# 75g medium light, co2, dirt substrate, EI dosing



## kevgsp (Apr 5, 2011)




----------



## ThaChingster (Feb 25, 2011)

Looking good !
Is the plant at the front left dwarf sag?


----------



## kevgsp (Apr 5, 2011)

Yep, all dwarf sag in the front.

Thanks


----------



## Alexpatrascu (Jun 13, 2010)

Looks nice.

Maybe you could edit your first post and give us some specs.


----------



## kevgsp (Apr 5, 2011)

Standard size 75G
Miracle gro organic potting soil capped with black flourite.
1 T5HO + 2 T5NO for 9hrs/day
presurized Co2
EI for 40 -60 gallon (because my light is not high and I have soil)

java fern 
hygo cory
hygro sunset
cabomba
dwarf sag
tawain moss
tiger lotus
ludwigia gladulosa
ludwigia cuba??

12 rummynose
15 harlequin rasbora
2 bn plecos
2 otto
few amano shrimp


----------



## tranceaddict (Apr 3, 2011)

sweet tank and even better photo. nice job

get some more photo's for us.


----------



## kevgsp (Apr 5, 2011)

tranceaddict said:


> sweet tank and even better photo. nice job
> 
> get some more photo's for us.


This is the same tank 3 months ago before the overhaul.


----------



## kevgsp (Apr 5, 2011)

Finally finished my stand, painted it and added the doors.

Before









After
overexposed tank but you can see the color of the stand now.

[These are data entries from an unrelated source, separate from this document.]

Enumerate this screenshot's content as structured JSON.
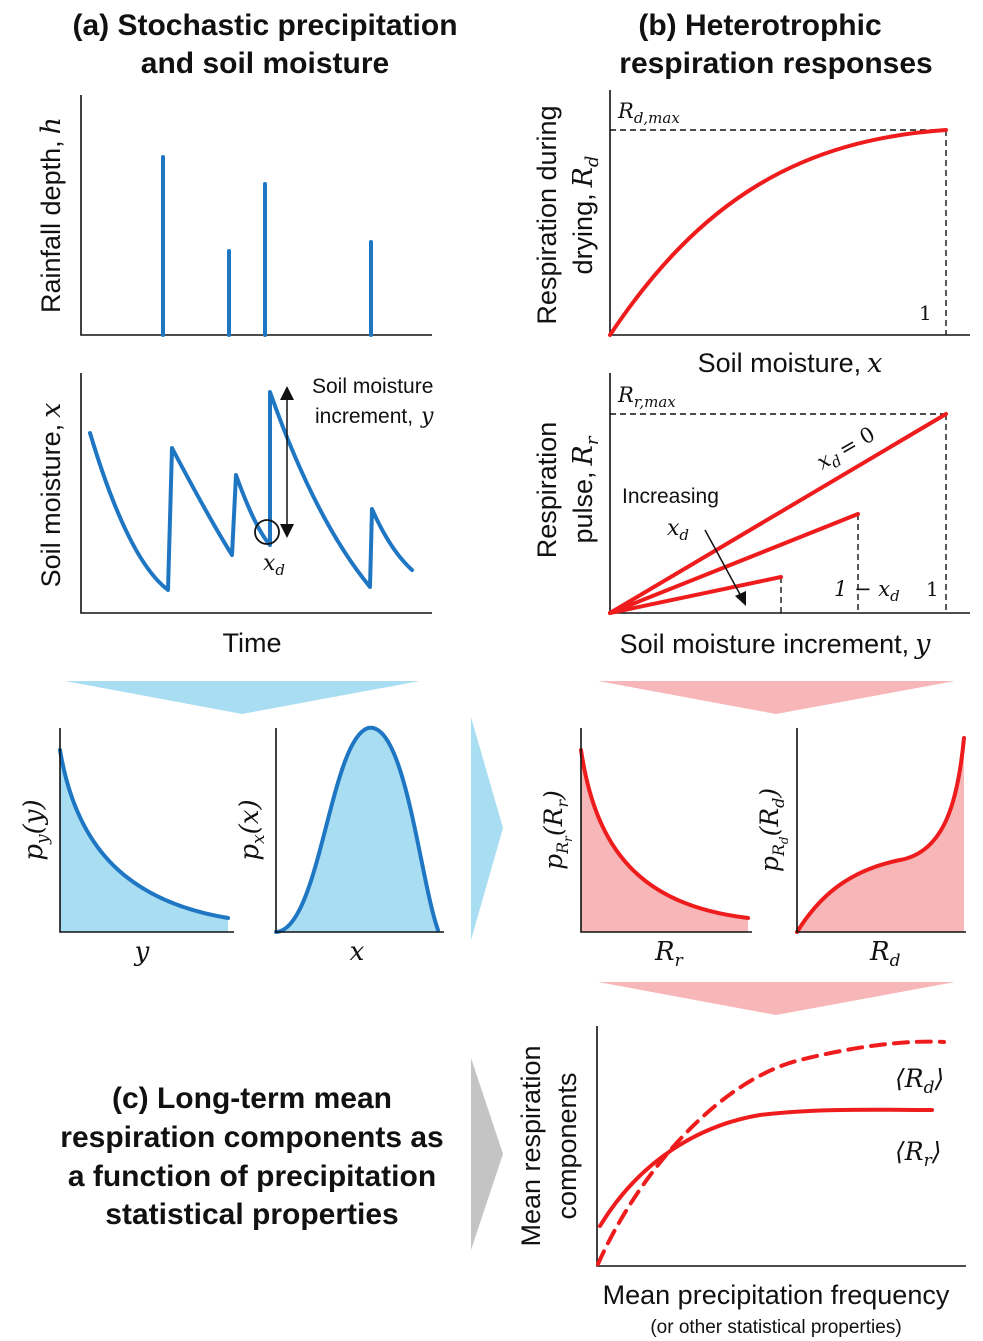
{
  "panel_a": {
    "title_line1": "(a) Stochastic precipitation",
    "title_line2": "and soil moisture",
    "rain_ylabel": "Rainfall depth,",
    "rain_ylabel_var": "h",
    "soil_ylabel": "Soil moisture,",
    "soil_ylabel_var": "x",
    "increment_label_line1": "Soil moisture",
    "increment_label_line2": "increment,",
    "increment_var": "y",
    "xd_label": "x",
    "xd_sub": "d",
    "time_label": "Time"
  },
  "panel_b": {
    "title_line1": "(b) Heterotrophic",
    "title_line2": "respiration responses",
    "rd_ylabel_line1": "Respiration during",
    "rd_ylabel_line2": "drying,",
    "rd_ylabel_var": "R",
    "rd_ylabel_sub": "d",
    "rd_max": "R",
    "rd_max_sub": "d,max",
    "one_label": "1",
    "rd_xlabel": "Soil moisture,",
    "rd_xlabel_var": "x",
    "rr_ylabel_line1": "Respiration",
    "rr_ylabel_line2": "pulse,",
    "rr_ylabel_var": "R",
    "rr_ylabel_sub": "r",
    "rr_max": "R",
    "rr_max_sub": "r,max",
    "xd0_label": "x",
    "xd0_sub": "d",
    "xd0_eq": "= 0",
    "increasing_label": "Increasing",
    "increasing_var": "x",
    "increasing_sub": "d",
    "one_minus": "1 − x",
    "one_minus_sub": "d",
    "one_label2": "1",
    "rr_xlabel": "Soil moisture increment,",
    "rr_xlabel_var": "y"
  },
  "pdfs": {
    "py_label": "p",
    "py_sub": "y",
    "py_arg": "(y)",
    "py_x": "y",
    "px_label": "p",
    "px_sub": "x",
    "px_arg": "(x)",
    "px_x": "x",
    "prr_label": "p",
    "prr_sub": "R",
    "prr_subsub": "r",
    "prr_arg": "(R",
    "prr_argsub": "r",
    "prr_close": ")",
    "prr_x": "R",
    "prr_xsub": "r",
    "prd_label": "p",
    "prd_sub": "R",
    "prd_subsub": "d",
    "prd_arg": "(R",
    "prd_argsub": "d",
    "prd_close": ")",
    "prd_x": "R",
    "prd_xsub": "d"
  },
  "panel_c": {
    "title_line1": "(c) Long-term mean",
    "title_line2": "respiration components as",
    "title_line3": "a function of precipitation",
    "title_line4": "statistical properties",
    "ylabel_line1": "Mean respiration",
    "ylabel_line2": "components",
    "rd_mean": "⟨R",
    "rd_mean_sub": "d",
    "rd_mean_close": "⟩",
    "rr_mean": "⟨R",
    "rr_mean_sub": "r",
    "rr_mean_close": "⟩",
    "xlabel": "Mean precipitation frequency",
    "xlabel_sub": "(or other statistical properties)"
  },
  "colors": {
    "blue": "#1f77c4",
    "light_blue": "#a9def2",
    "red": "#ee1c1c",
    "light_red": "#f7b6b8",
    "grey_arrow": "#c4c4c4"
  }
}
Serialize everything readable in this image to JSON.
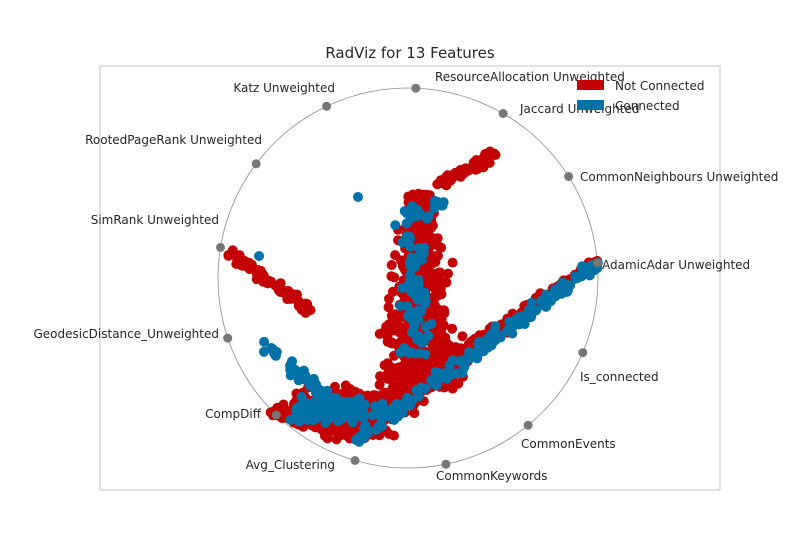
{
  "chart_data": {
    "type": "scatter",
    "title": "RadViz for 13 Features",
    "features": [
      "Is_connected",
      "AdamicAdar Unweighted",
      "CommonNeighbours Unweighted",
      "Jaccard Unweighted",
      "ResourceAllocation Unweighted",
      "Katz Unweighted",
      "RootedPageRank Unweighted",
      "SimRank Unweighted",
      "GeodesicDistance_Unweighted",
      "CompDiff",
      "Avg_Clustering",
      "CommonKeywords",
      "CommonEvents"
    ],
    "series": [
      {
        "name": "Not Connected",
        "color": "#c40000"
      },
      {
        "name": "Connected",
        "color": "#0072a8"
      }
    ],
    "legend_position": "top-right",
    "grid": false,
    "xlim": [
      -1,
      1
    ],
    "ylim": [
      -1,
      1
    ]
  },
  "colors": {
    "circle": "#8c8c8c",
    "anchor": "#777777",
    "frame": "#cccccc"
  }
}
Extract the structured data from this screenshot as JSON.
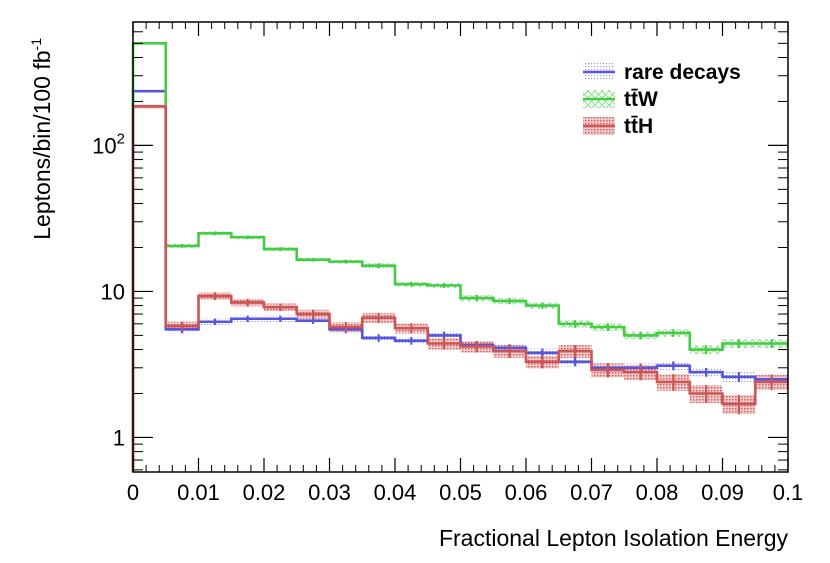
{
  "chart_data": {
    "type": "histogram",
    "title": "",
    "xlabel": "Fractional Lepton Isolation Energy",
    "ylabel_main": "Leptons/bin/100 fb",
    "ylabel_superscript": "-1",
    "xlim": [
      0,
      0.1
    ],
    "ylim": [
      0.58,
      700
    ],
    "yscale": "log",
    "grid": false,
    "legend_position": "top-right",
    "x_ticks": [
      {
        "value": 0,
        "label": "0"
      },
      {
        "value": 0.01,
        "label": "0.01"
      },
      {
        "value": 0.02,
        "label": "0.02"
      },
      {
        "value": 0.03,
        "label": "0.03"
      },
      {
        "value": 0.04,
        "label": "0.04"
      },
      {
        "value": 0.05,
        "label": "0.05"
      },
      {
        "value": 0.06,
        "label": "0.06"
      },
      {
        "value": 0.07,
        "label": "0.07"
      },
      {
        "value": 0.08,
        "label": "0.08"
      },
      {
        "value": 0.09,
        "label": "0.09"
      },
      {
        "value": 0.1,
        "label": "0.1"
      }
    ],
    "y_ticks": [
      {
        "value": 1,
        "label": "1",
        "exponent": ""
      },
      {
        "value": 10,
        "label": "10",
        "exponent": ""
      },
      {
        "value": 100,
        "label": "10",
        "exponent": "2"
      }
    ],
    "bin_edges": [
      0,
      0.005,
      0.01,
      0.015,
      0.02,
      0.025,
      0.03,
      0.035,
      0.04,
      0.045,
      0.05,
      0.055,
      0.06,
      0.065,
      0.07,
      0.075,
      0.08,
      0.085,
      0.09,
      0.095,
      0.1
    ],
    "series": [
      {
        "name": "rare decays",
        "color": "#5555dd",
        "band_style": "dots",
        "values": [
          235,
          5.5,
          6.2,
          6.5,
          6.5,
          6.3,
          5.5,
          4.8,
          4.6,
          5.0,
          4.3,
          4.1,
          3.8,
          3.3,
          3.0,
          3.0,
          3.1,
          2.8,
          2.6,
          2.5
        ],
        "errors": [
          0.02,
          0.06,
          0.05,
          0.05,
          0.05,
          0.05,
          0.06,
          0.06,
          0.06,
          0.06,
          0.06,
          0.06,
          0.07,
          0.07,
          0.07,
          0.07,
          0.07,
          0.07,
          0.08,
          0.08
        ]
      },
      {
        "name": "tt̄W",
        "color": "#44cc44",
        "band_style": "cross",
        "values": [
          500,
          20.5,
          25,
          23.5,
          19.5,
          16.5,
          16,
          15,
          11.2,
          11,
          9,
          8.6,
          8.0,
          6.0,
          5.7,
          5.0,
          5.2,
          4.0,
          4.4,
          4.4
        ],
        "errors": [
          0.01,
          0.03,
          0.03,
          0.03,
          0.03,
          0.03,
          0.03,
          0.04,
          0.04,
          0.04,
          0.05,
          0.05,
          0.05,
          0.06,
          0.06,
          0.06,
          0.06,
          0.07,
          0.07,
          0.07
        ]
      },
      {
        "name": "tt̄H",
        "color": "#cc5555",
        "band_style": "hatch",
        "values": [
          185,
          5.8,
          9.3,
          8.4,
          7.8,
          7.0,
          5.7,
          6.6,
          5.6,
          4.4,
          4.2,
          3.9,
          3.3,
          3.9,
          2.9,
          2.8,
          2.4,
          2.0,
          1.7,
          2.4
        ],
        "errors": [
          0.03,
          0.07,
          0.06,
          0.06,
          0.06,
          0.07,
          0.08,
          0.08,
          0.08,
          0.09,
          0.09,
          0.1,
          0.1,
          0.1,
          0.11,
          0.12,
          0.13,
          0.14,
          0.15,
          0.12
        ]
      }
    ]
  }
}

Added a koralia 550 for circulation and some rotala wallichii


----------



## jimmyjam (Nov 6, 2007)

looks good man, I would get another diffuser, I have had a few of the ladders, and they just take up too much space and not very efficient.


----------



## kevgsp (Apr 5, 2011)

Ya, have been thinking about replacing the ladder with a reactor, but for now it's seems to be working better than I expected. I don't know if it's because I run my co2 24/7 or my organic potting soil base is producing co2 but 2bps will keep my dc lime green/yellow. I am using 4dkh water in the dc I made with distilled and baking soda, using a new kh test kit (even tested with 4x the water for better accuracy) Plants pearl lots considering I don't have alot of light over this tank.

I read somewhere that the efficiency of the ladder is above 90% if you figure a 6mm dia bubble ends up a 1mm dia bubble at the top of the ladder. They are not the best looking that is for sure and they will not handle high bubble rates but the simplicity I like. At $20 for a 20lb co2 refill using 4-5 bps total for two tanks gas is probably the least expensive part of this hobby. 

I can't stand micro bubbles in the tank so all ceramic diffusers are out...

btw Jimmy thanks for the plants I got from you back in the spring...have about 4sqft of dwarf sag carpet now from those 5-6 plants.


----------



## jimmyjam (Nov 6, 2007)

no prob dude. 

you wont get the cloud of mist with the glass diffusers. I have only seen the cloudy issue in my inline ceramic one. I hate that, even more than the ladder =P But yes, they have shown to be efficient per bubble.


----------